Word spread quickly, and soon the parking lot couldn’t accommodate the customers who drove for miles to see where Friday night’s drama had taken place.
The bartender recruited customers who could be trusted with the cash register to help him fill orders while he retold his story that contained the juicy details media sources had omitted from their reports.
But the evening really belonged to star witness Royce Sherman. The pool table where he’d been playing with his buddies when he decided to approach Jordan Bennett became center ring.
“Little did I know that my move on her would sic the feds on my ass. Not to mention”—he slung an arm across his live-in’s shoulders in a gesture so broad that he sloshed his third Jack and Coke on her new tank top—“getting me in dutch with my old lady here.”

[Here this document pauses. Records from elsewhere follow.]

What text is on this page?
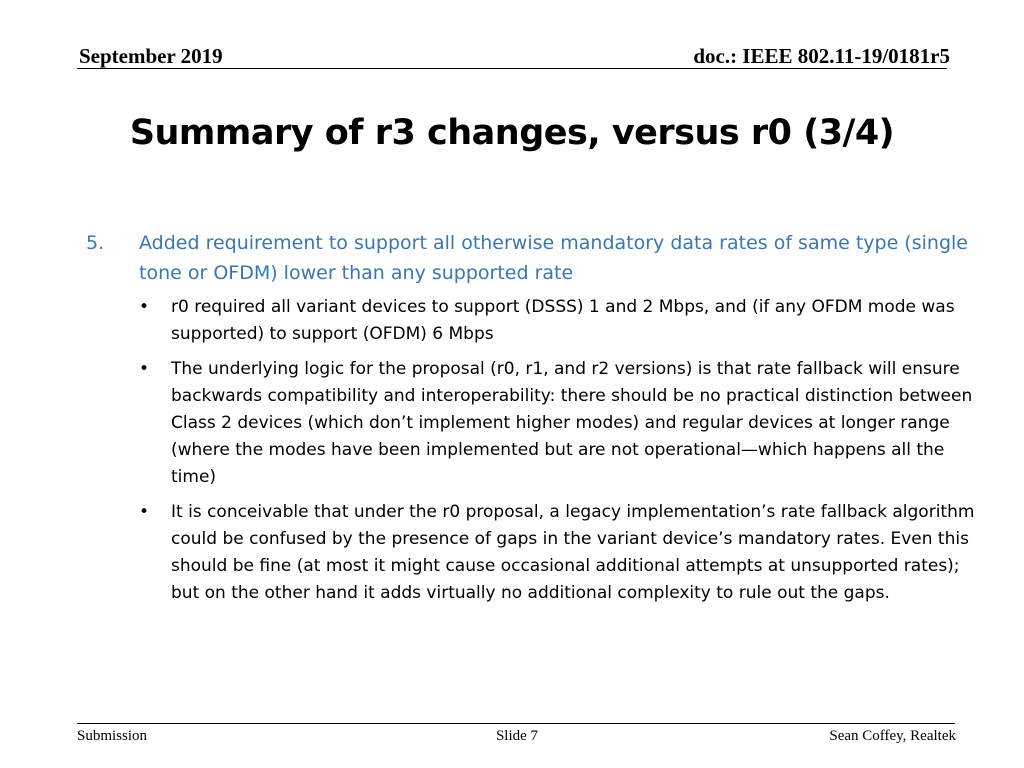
September 2019	doc.: IEEE 802.11-19/0181r5
Summary of r3 changes, versus r0 (3/4)
5. Added requirement to support all otherwise mandatory data rates of same type (single tone or OFDM) lower than any supported rate
• r0 required all variant devices to support (DSSS) 1 and 2 Mbps, and (if any OFDM mode was supported) to support (OFDM) 6 Mbps
• The underlying logic for the proposal (r0, r1, and r2 versions) is that rate fallback will ensure backwards compatibility and interoperability: there should be no practical distinction between Class 2 devices (which don’t implement higher modes) and regular devices at longer range (where the modes have been implemented but are not operational—which happens all the time)
• It is conceivable that under the r0 proposal, a legacy implementation’s rate fallback algorithm could be confused by the presence of gaps in the variant device’s mandatory rates. Even this should be fine (at most it might cause occasional additional attempts at unsupported rates); but on the other hand it adds virtually no additional complexity to rule out the gaps.
Submission	Slide 7	Sean Coffey, Realtek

His old lady wasn’t amused, but his audience was spellbound as he gave them a spectacularly appended version of his conversation with Jordie. He relished his newfound celebrity. No one would ever call him a loser or ne’er-do-well again. His name had appeared more than once in the Times-Picayune. Even his mean ol’ daddy had been impressed when an interview with him was aired as the lead story on the ten o’clock news Saturday night.
As the evening wore on, the crowd became thicker. No one noticed the man who came in with a group to which he didn’t belong, then separated himself from it and sought out the darkest corner of the bar in which to lurk.
It was the farthest point from the jukebox. He didn’t go near the gregarious bartender, never ordered a drink, just watched Royce and listened to his tale, which grew a little taller with each retelling, and Royce’s role got larger.
“I didn’t know nothin’ about the fraud case. I had to Google Billy Panella to find out his connection to this gal.” Here, his eyes bugged. “Whoa! Dude. Her brother’s gotta be the dimmest bulb in the box to double-cross this Panella character. That TV reporter asked me did I think Panella sent Bolden and that other guy to exact his revenge on Josh Bennett. Hell yeah, I told him. But I threw a wrench in it by talking to her. If his sister’s still alive, Bennett’s got me to thank.”